For conditional DMLs (not normally allowed in batches), any subset of them could fail due to their IF condition and thus returning rows only for them makes it impossible to identify which ones actually failed.

To distinguish between the two not-applied cases (error vs condition is false), there is an error message column in the return row that will be null for not-applied and filled-in for errors.

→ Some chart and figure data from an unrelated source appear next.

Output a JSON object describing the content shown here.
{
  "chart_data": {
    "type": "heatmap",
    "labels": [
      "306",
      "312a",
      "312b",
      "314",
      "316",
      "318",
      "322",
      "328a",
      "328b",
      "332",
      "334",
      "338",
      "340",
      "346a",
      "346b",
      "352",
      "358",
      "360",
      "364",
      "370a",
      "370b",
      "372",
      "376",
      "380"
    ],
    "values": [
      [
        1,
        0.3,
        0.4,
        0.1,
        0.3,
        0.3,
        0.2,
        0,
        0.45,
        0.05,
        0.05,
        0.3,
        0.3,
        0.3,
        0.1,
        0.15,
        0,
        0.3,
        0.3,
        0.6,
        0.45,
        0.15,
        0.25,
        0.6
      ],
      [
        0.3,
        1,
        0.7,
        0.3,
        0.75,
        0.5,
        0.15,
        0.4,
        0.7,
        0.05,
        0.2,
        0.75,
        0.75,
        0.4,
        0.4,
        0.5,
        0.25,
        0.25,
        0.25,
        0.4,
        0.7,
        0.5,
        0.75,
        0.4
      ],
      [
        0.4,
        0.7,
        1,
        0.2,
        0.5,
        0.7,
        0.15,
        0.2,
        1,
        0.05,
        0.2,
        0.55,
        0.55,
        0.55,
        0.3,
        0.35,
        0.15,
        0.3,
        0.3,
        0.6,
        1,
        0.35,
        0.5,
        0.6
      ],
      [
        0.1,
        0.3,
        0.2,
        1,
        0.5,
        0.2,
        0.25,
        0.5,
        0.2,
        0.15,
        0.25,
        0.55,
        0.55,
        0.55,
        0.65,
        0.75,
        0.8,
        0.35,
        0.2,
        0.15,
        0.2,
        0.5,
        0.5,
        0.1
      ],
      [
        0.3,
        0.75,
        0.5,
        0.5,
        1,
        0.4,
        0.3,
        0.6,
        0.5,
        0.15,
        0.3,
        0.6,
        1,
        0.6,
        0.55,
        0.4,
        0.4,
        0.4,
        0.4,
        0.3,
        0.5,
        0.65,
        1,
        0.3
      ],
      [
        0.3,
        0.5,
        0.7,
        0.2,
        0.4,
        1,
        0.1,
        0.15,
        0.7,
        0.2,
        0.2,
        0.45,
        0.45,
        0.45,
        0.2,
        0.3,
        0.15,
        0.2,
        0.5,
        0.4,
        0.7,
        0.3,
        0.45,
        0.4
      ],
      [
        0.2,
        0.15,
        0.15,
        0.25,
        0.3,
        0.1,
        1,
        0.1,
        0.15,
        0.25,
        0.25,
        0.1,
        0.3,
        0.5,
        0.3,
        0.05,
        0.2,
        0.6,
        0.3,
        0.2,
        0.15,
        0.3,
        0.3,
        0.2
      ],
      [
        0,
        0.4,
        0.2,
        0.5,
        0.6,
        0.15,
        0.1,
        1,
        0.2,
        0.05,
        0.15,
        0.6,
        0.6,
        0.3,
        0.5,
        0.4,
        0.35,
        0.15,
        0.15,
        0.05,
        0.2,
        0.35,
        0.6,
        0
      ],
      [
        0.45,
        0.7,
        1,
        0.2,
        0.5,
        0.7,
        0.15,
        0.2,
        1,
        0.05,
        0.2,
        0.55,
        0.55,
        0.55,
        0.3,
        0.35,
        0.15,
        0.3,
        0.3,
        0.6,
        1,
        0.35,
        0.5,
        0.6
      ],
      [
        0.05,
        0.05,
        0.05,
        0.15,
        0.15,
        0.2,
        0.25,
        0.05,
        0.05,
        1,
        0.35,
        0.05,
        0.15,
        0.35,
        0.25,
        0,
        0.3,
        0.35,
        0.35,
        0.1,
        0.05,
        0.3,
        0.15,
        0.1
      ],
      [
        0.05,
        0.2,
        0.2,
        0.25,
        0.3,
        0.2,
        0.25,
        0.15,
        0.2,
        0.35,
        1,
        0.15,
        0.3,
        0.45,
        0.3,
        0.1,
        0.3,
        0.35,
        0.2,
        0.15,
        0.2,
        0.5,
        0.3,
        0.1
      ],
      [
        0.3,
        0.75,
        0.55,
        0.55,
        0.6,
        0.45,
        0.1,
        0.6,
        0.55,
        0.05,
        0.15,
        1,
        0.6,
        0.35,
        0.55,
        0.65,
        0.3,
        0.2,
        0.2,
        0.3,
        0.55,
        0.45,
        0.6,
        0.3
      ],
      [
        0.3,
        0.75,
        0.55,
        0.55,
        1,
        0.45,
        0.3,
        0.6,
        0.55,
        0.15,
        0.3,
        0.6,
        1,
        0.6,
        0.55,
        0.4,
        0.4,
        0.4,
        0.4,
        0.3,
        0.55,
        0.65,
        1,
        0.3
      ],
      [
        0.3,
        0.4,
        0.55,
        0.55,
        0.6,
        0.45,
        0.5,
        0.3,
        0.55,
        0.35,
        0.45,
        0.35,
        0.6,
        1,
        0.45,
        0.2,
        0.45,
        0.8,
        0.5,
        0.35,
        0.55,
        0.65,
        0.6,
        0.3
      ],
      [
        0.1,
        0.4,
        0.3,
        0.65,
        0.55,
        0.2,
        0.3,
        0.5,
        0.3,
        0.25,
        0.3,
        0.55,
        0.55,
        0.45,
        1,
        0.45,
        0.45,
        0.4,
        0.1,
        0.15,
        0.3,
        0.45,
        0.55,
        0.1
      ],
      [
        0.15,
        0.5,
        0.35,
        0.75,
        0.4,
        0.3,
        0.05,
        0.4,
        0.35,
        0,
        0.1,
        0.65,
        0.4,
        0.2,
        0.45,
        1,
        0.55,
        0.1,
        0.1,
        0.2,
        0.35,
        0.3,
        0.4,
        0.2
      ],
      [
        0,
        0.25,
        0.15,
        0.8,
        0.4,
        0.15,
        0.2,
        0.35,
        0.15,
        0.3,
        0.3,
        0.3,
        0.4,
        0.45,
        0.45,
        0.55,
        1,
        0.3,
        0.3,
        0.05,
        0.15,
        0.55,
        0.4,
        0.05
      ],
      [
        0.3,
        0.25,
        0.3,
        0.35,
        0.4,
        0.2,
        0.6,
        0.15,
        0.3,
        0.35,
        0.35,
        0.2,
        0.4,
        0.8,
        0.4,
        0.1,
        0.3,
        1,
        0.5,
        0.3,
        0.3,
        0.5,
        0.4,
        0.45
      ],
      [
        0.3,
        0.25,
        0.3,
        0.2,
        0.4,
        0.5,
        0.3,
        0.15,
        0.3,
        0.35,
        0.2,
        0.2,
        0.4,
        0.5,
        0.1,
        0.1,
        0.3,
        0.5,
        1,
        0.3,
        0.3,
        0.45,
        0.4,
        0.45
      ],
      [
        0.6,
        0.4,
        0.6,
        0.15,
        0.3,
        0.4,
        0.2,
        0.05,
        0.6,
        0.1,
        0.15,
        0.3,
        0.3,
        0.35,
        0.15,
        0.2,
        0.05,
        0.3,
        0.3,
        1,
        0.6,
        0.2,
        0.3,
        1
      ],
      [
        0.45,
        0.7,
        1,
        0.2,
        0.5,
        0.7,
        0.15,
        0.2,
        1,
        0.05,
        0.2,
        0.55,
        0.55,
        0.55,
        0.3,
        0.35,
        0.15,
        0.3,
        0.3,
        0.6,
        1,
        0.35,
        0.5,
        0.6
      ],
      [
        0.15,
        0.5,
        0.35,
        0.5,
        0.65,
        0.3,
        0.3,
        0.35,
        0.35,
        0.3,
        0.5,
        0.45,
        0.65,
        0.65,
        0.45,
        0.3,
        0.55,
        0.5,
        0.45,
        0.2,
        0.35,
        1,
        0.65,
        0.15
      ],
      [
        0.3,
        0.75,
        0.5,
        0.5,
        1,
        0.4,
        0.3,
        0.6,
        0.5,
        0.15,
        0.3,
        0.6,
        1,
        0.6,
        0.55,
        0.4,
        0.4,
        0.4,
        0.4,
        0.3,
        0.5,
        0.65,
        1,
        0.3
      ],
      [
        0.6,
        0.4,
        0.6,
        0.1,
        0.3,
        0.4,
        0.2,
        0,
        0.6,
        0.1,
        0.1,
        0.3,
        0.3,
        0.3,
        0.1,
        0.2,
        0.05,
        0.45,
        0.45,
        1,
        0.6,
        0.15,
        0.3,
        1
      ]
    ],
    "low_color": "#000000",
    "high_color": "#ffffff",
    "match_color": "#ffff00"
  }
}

Conversely, there will be one column for each table column, which will be null for errors but filled-in for not-applied (justifying the decision to not apply).

For instance:

  1. Set up a simple table:
cqlsh:sample> CREATE TABLE test(h INT, r INT, v LIST<INT>, PRIMARY KEY(h,r)) WITH transactions={'enabled': true};
cqlsh:sample> INSERT INTO test(h,r,v) VALUES (1,1,[1,2]);
  1. Unapplied update when IF condition is false:
cqlsh:sample> UPDATE test SET v[2] = 4 WHERE h = 1 AND r = 1 IF v[1] = 3 RETURNS STATUS AS ROW;
 [applied] | [message] | h | r | v
-----------+-----------+---+---+--------
     False |      null | 1 | 1 | [1, 2]
  1. Unapplied update when IF condition true but error:
cqlsh:sample> UPDATE test SET v[20] = 4 WHERE h = 1 AND r = 1 IF v[1] = 2 RETURNS STATUS AS ROW;
 [applied] | [message]                                                                              | h    | r    | v
-----------+----------------------------------------------------------------------------------------+------+------+------
     False | Unable to replace items into list, expecting index 20, reached end of list with size 2 | null | null | null
  1. Applied update when IF condition true:
cqlsh:sample> UPDATE test SET v[0] = 4 WHERE h = 1 AND r = 1 IF v[1] = 2 RETURNS STATUS AS ROW;
 [applied] | [message] | h    | r    | v
-----------+-----------+------+------+------
      True |      null | null | null | null
  1. Final table result:
cqlsh:sample> SELECT * FROM test;
 h | r | v
---+---+--------
 1 | 1 | [4, 2]
(1 rows)

Note

BEGIN/END TRANSACTION doesn't currently support RETURNS STATUS AS ROW.